N.W.A.’s 1988 song “Fuck Tha Police” remains relevant to this day. Until Black lives matter in the blue psyche and Black bodies are no longer dumping grounds for rage and violence, until keys and cell phones no longer shape-shift from harmless objects to egregious alibis pressed into police statements, until law enforcement is no longer a symbol of distrust, and until police forces across the nation are defunded, “Don’t dial 9-1-1” will continue to be Black creed.
On that fateful night in 1997, during my assault, my best friend was present in the apartment. She, too, did not dial 9-1-1. Her inaction was driven by fear and intimidation. She stood frozen, unable to move, watching as I was pummeled with fist after fist. On one hand there was imminent danger to her own physicality; on the other, the threat of retaliation she might very well face for calling the police on the monster who attacked me. “Touch that phone and I’ll break your f–king face,” he menaced. “Don’t think I don’t know where the f–k you live.” Needless to say, it was in her best interest to oblige him—but unfortunately, not mine.
If you’ve ever glanced over your shoulder and discovered someone stalking you along a crowded Bedford-Stuyvesant block, you’d know just how unsafe creepy feels.

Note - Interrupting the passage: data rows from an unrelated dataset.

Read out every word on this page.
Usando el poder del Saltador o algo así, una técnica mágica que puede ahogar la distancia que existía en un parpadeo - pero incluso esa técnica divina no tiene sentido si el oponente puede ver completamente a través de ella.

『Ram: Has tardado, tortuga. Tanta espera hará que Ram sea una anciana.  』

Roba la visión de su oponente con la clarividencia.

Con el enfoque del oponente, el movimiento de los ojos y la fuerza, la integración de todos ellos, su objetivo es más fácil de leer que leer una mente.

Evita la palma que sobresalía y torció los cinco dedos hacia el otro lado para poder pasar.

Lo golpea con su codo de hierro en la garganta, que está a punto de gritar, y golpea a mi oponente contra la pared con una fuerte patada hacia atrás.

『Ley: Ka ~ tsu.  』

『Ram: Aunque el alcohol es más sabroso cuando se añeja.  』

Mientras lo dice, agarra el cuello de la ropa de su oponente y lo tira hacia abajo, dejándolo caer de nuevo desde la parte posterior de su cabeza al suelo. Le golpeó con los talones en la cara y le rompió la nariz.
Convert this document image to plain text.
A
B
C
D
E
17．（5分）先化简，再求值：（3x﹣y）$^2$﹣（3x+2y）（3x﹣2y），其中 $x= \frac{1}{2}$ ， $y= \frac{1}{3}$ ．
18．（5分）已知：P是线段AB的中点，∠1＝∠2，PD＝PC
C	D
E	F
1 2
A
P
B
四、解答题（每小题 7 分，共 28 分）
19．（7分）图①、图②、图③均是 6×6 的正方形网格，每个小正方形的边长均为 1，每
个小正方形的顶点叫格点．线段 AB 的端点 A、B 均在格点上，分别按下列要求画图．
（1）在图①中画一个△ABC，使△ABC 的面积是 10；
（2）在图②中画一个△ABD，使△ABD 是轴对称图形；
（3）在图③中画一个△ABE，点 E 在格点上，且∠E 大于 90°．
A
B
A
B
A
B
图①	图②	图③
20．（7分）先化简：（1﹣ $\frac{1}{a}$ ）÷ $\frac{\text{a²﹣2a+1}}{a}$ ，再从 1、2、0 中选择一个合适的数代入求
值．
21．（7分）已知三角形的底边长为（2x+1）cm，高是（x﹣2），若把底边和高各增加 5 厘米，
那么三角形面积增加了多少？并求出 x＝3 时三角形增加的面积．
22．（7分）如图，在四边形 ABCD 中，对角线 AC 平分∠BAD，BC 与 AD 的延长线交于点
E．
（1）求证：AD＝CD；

A Black couple who lived in the apartment beneath my own were just as hesitant. They heard the banging, the screams, the crash of my body above their heads. They did rush to my aid just as my assailant rushed from the scene. The husband rinsed my wounds. He wrapped towels around my hands in a feverish attempt to control the blood that poured from the open gashes across my fingers and in the palms of my hand. His wife, with her head bowed, whispered, “Should we call the police?”
A great silence filled the room, her husband’s eyes met my friend’s, hers met mine. I shook my head no, and responded: “Just call an ambulance.”